La Fondazione presieduta da Nino Cartabellotta propone misure di salvataggio note, tra cui rafforzamento della capacità dello stato di controllo e indirizzo sulle regioni, revisione del sistema di detrazioni e deduzioni delle spese sanitarie (3,86 miliardi in tutto più altri 3,36 di contributi sui Fondi sanitari integrativi), destinazione alla ricerca sanitaria e clinica dell'1% del fabbisogno sanitario nazionale.
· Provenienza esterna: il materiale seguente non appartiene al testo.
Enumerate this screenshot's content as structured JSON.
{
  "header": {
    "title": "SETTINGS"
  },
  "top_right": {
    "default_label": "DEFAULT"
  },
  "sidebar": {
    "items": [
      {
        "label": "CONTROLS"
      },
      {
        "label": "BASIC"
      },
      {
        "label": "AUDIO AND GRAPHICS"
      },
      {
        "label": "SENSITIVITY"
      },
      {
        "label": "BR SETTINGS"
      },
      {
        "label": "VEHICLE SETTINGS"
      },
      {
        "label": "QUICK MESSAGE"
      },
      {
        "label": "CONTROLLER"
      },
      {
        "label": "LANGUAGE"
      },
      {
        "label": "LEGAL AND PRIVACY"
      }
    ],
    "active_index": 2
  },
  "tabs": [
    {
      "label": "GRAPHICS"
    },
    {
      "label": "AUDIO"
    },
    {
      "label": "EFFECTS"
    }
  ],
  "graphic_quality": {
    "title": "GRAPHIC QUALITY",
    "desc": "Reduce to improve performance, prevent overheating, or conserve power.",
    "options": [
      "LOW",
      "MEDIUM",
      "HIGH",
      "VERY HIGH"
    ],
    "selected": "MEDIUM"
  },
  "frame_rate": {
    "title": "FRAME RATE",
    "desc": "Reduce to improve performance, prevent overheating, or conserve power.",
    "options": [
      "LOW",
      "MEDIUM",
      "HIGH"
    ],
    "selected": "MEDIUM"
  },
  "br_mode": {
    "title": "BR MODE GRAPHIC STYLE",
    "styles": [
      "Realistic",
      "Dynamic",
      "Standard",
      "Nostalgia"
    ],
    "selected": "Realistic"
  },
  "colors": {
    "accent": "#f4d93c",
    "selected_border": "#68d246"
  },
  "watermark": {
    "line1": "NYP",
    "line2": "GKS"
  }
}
Ma ci sono novità: si insiste sulla revisione delle modalità di erogazione della spesa sociale di interesse sanitario per pervenire ad un "fabbisogno sociosanitario nazionale". Cartabellotta invita pure a definire «sia una soglia minima del rapporto spesa sanitaria-Pil, sia un incremento percentuale annuo del fabbisogno sanitario nazionale pari almeno al doppio dell'inflazione». Né sarebbe tabù, nelle attuali condizioni, reperire risorse disinvestendo da sussidi individuali offerti gli ultimi anni, senza grosso riscontro degli elettori: bonus 80 euro, circa 10 miliardi annui; reddito di cittadinanza pari in media a 8 miliardi l'anno e quota 100 pari ad altri 8 miliardi l'anno. Recita il comunicato Gimbe: «Il rilancio del Ssn richiede la convergenza di tutte le forze politiche e un programma di azioni coraggiose e coerenti».